Saturday, May 10, 2014

In Memoriam, Two Poems

To Gu Cheng
A famous leader of a Chinese poetry movement known as “Obscure Poetry”
flourished in 1980s in China. He committed suicide in an island of New Zealand
in 1995 after the abrupt turn of tide in China in 1989. His most remembered lines
are "Night made me eyes of darkness,/ but I have to use them to find light."

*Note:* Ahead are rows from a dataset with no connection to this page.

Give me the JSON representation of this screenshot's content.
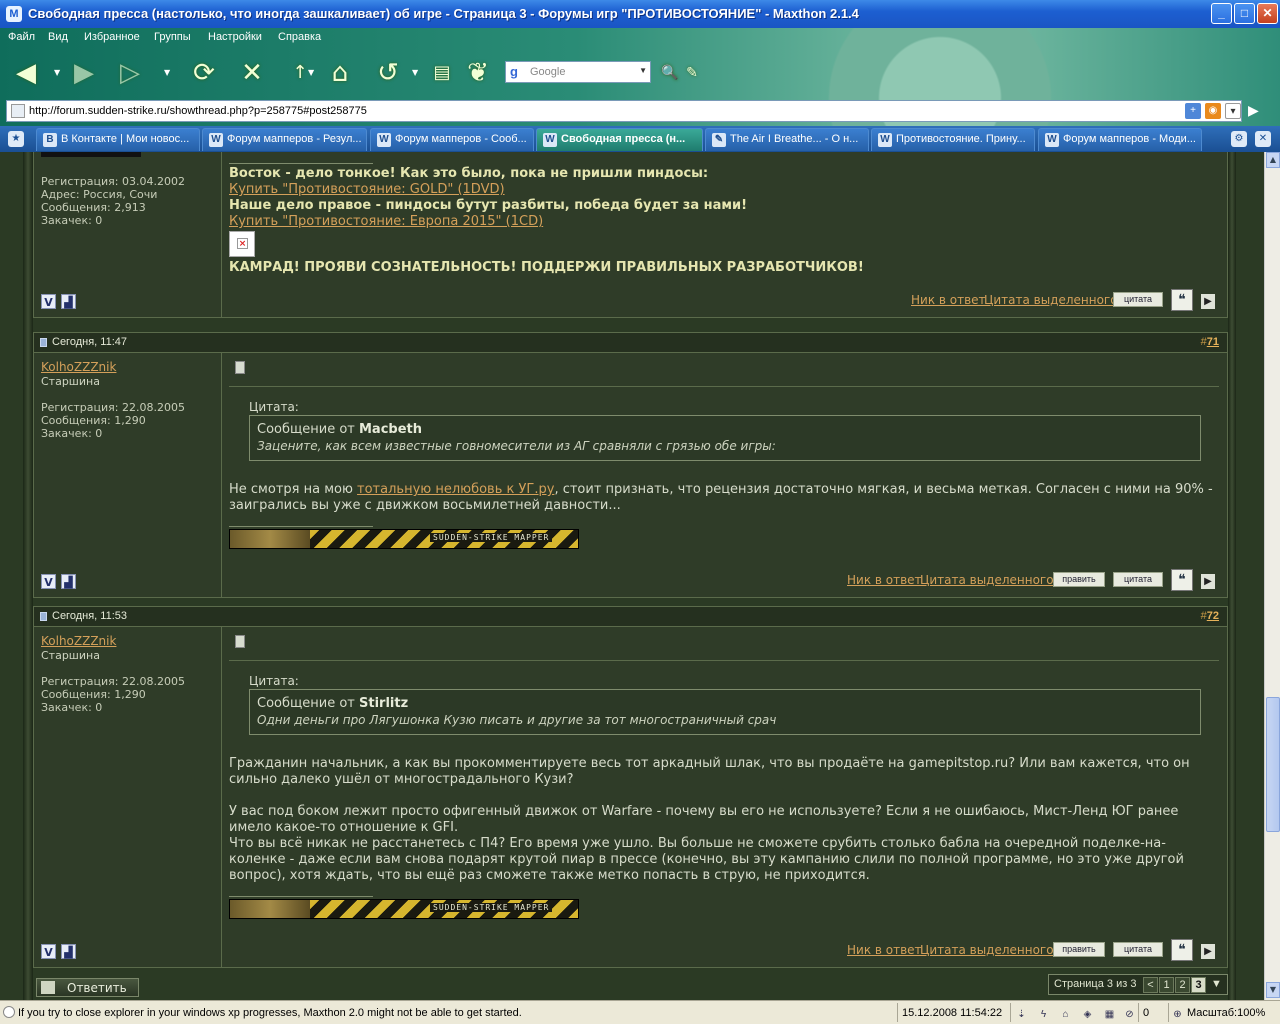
{
  "window": {
    "title": "Свободная пресса (настолько, что иногда зашкаливает) об игре - Страница 3 - Форумы игр \"ПРОТИВОСТОЯНИЕ\" - Maxthon 2.1.4",
    "minimize": "_",
    "maximize": "□",
    "close": "✕"
  },
  "menu": [
    "Файл",
    "Вид",
    "Избранное",
    "Группы",
    "Настройки",
    "Справка"
  ],
  "search": {
    "placeholder": "Google",
    "engine_glyph": "g"
  },
  "address": {
    "url": "http://forum.sudden-strike.ru/showthread.php?p=258775#post258775"
  },
  "tabs": [
    {
      "label": "В Контакте | Мои новос...",
      "icon": "B"
    },
    {
      "label": "Форум мапперов - Резул...",
      "icon": "W"
    },
    {
      "label": "Форум мапперов - Сооб...",
      "icon": "W"
    },
    {
      "label": "Свободная пресса (н...",
      "icon": "W"
    },
    {
      "label": "The Air I Breathe... - О н...",
      "icon": "✎"
    },
    {
      "label": "Противостояние. Прину...",
      "icon": "W"
    },
    {
      "label": "Форум мапперов - Моди...",
      "icon": "W"
    }
  ],
  "post0": {
    "user_info": [
      "Регистрация: 03.04.2002",
      "Адрес: Россия, Сочи",
      "Сообщения: 2,913",
      "Закачек: 0"
    ],
    "line1": "Восток - дело тонкое! Как это было, пока не пришли пиндосы:",
    "link1": "Купить \"Противостояние: GOLD\" (1DVD)",
    "line2": "Наше дело правое - пиндосы бутут разбиты, победа будет за нами!",
    "link2": "Купить \"Противостояние: Европа 2015\" (1CD)",
    "line3": "КАМРАД! ПРОЯВИ СОЗНАТЕЛЬНОСТЬ! ПОДДЕРЖИ ПРАВИЛЬНЫХ РАЗРАБОТЧИКОВ!",
    "broken_img": "×"
  },
  "post71": {
    "date": "Сегодня, 11:47",
    "num_prefix": "#",
    "num": "71",
    "username": "KolhoZZZnik",
    "rank": "Старшина",
    "user_info": [
      "Регистрация: 22.08.2005",
      "Сообщения: 1,290",
      "Закачек: 0"
    ],
    "quote_label": "Цитата:",
    "quote_from_prefix": "Сообщение от",
    "quote_author": "Macbeth",
    "quote_text": "Зацените, как всем известные говномесители из АГ сравняли с грязью обе игры:",
    "text_before": "Не смотря на мою ",
    "text_link": "тотальную нелюбовь к УГ.ру",
    "text_after": ", стоит признать, что рецензия достаточно мягкая, и весьма меткая. Согласен с ними на 90% - заигрались вы уже с движком восьмилетней давности..."
  },
  "post72": {
    "date": "Сегодня, 11:53",
    "num_prefix": "#",
    "num": "72",
    "username": "KolhoZZZnik",
    "rank": "Старшина",
    "user_info": [
      "Регистрация: 22.08.2005",
      "Сообщения: 1,290",
      "Закачек: 0"
    ],
    "quote_label": "Цитата:",
    "quote_from_prefix": "Сообщение от",
    "quote_author": "Stirlitz",
    "quote_text": "Одни деньги про Лягушонка Кузю писать и другие за тот многостраничный срач",
    "para1": "Гражданин начальник, а как вы прокомментируете весь тот аркадный шлак, что вы продаёте на gamepitstop.ru? Или вам кажется, что он сильно далеко ушёл от многострадального Кузи?",
    "para2": "У вас под боком лежит просто офигенный движок от Warfare - почему вы его не используете? Если я не ошибаюсь, Мист-Ленд ЮГ ранее имело какое-то отношение к GFI.",
    "para3": "Что вы всё никак не расстанетесь с П4? Его время уже ушло. Вы больше не сможете срубить столько бабла на очередной поделке-на-коленке - даже если вам снова подарят крутой пиар в прессе (конечно, вы эту кампанию слили по полной программе, но это уже другой вопрос), хотя ждать, что вы ещё раз сможете также метко попасть в струю, не приходится."
  },
  "signature_banner": "SUDDEN-STRIKE MAPPER",
  "actions": {
    "nick_reply": "Ник в ответ",
    "quote_selected": "Цитата выделенного",
    "edit": "править",
    "quote": "цитата"
  },
  "reply_button": "Ответить",
  "pager": {
    "label": "Страница 3 из 3",
    "prev": "<",
    "pages": [
      "1",
      "2",
      "3"
    ],
    "current": "3",
    "menu": "▼"
  },
  "status": {
    "message": "If you try to close explorer in your windows xp progresses, Maxthon 2.0 might not be able to get started.",
    "datetime": "15.12.2008 11:54:22",
    "blocked_count": "0",
    "zoom": "Масштаб:100%"
  }
}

Your eyes make me nervous,

so detached,
a window to the unknown,
tugging in my timid soul,
where thunders
talk with rainbows,
shapes parade with
flowers on hand.
Northern pasture
is quiet as it always;
Roaming and singing,
you must have
been there still,
figuring out a puzzle,
hands under your head,
lying, blue sky above.
Greatly disturbed,
the sunny green land
could not bring out
your smile with all its
glister and breeze.
In your wildest dream,
tigers, wolves, angels
came together,
all elements danced.
You were flying
with a vein open,
drawing in the sky
a picture full of
red, random ribbons.
       April 18, 2002

In Memoriam: Maningning Miclat

An established Pilipino woman painter and poet,
born in Beijing in 1972, committed suicide in Manila in 2000.
I am almost glad you have departed.
The rainy season is upon us, drip-dropping endlessly,
Cold and wet, damping every spark of fires.
A long dead snake hangs around the boughs of a tree,
A half alive half dry tree, where yellow flowers
Last blossomed, pleasing to eyes and disturbing souls.
You used to live in a roaring city
Where there are so many spider nets,
Where scavengers fly while people drive.
You loved various colors of bougainvilleas,
Flamboyant trees in flower and the scent of earth
Under the rain-trees after a shower of the dry season.
Built on a poppy hill, etherized by the fragrances
Your garden was dyed in tropical hues,
Scarlet, purple, yellow and deep blue.
Time and again, you returned to it.
A trouble paradise or the cave of Calypso?
I wish you were the fairy nymph returning to her oblivion.
You were a jewel on the palms that held you,
Staggering in the Forbidden City and the ruin of the Imperial Palace.
The stormy in China did not infiltrate hatred into your soil.
You painted bamboos and pine trees on Chinese rice paper,
And wrote out your love in the ancient characters for the land
Old in tales, your flesh and soul, from which you had later to tear away.
Being transplanted, you learnt to love your land of origin.
You saw your past being wrapped up in a hard nut.
The hands that reached you were forced to withdraw;
The hearts that opened to you were ordered shut.
You were alone in an island where you decorated your cave of Calypso,
The cave beyond reach of filthy trash, where eternity promised.
You are still around, making soliloquies,
And yet you are fondling the land you discarded,
Where live your parents, sister and friends enriched by the colors
you brought from the other shore where you live in tune with rhythms of the sea,
Tranquil and satisfied. There will be tidings from this land of wars, idiots and vanity.
If a warrior is stranded there, nurse him back to life, and he will not long for his Ithaca.      
                                  From evening to midnight, Dec. 13, 2005

The poem above was published on English Today, a linguistic journal run by the Cambridge University Press, page 29, English Today 86, Vol.22, No.2 (April 2006).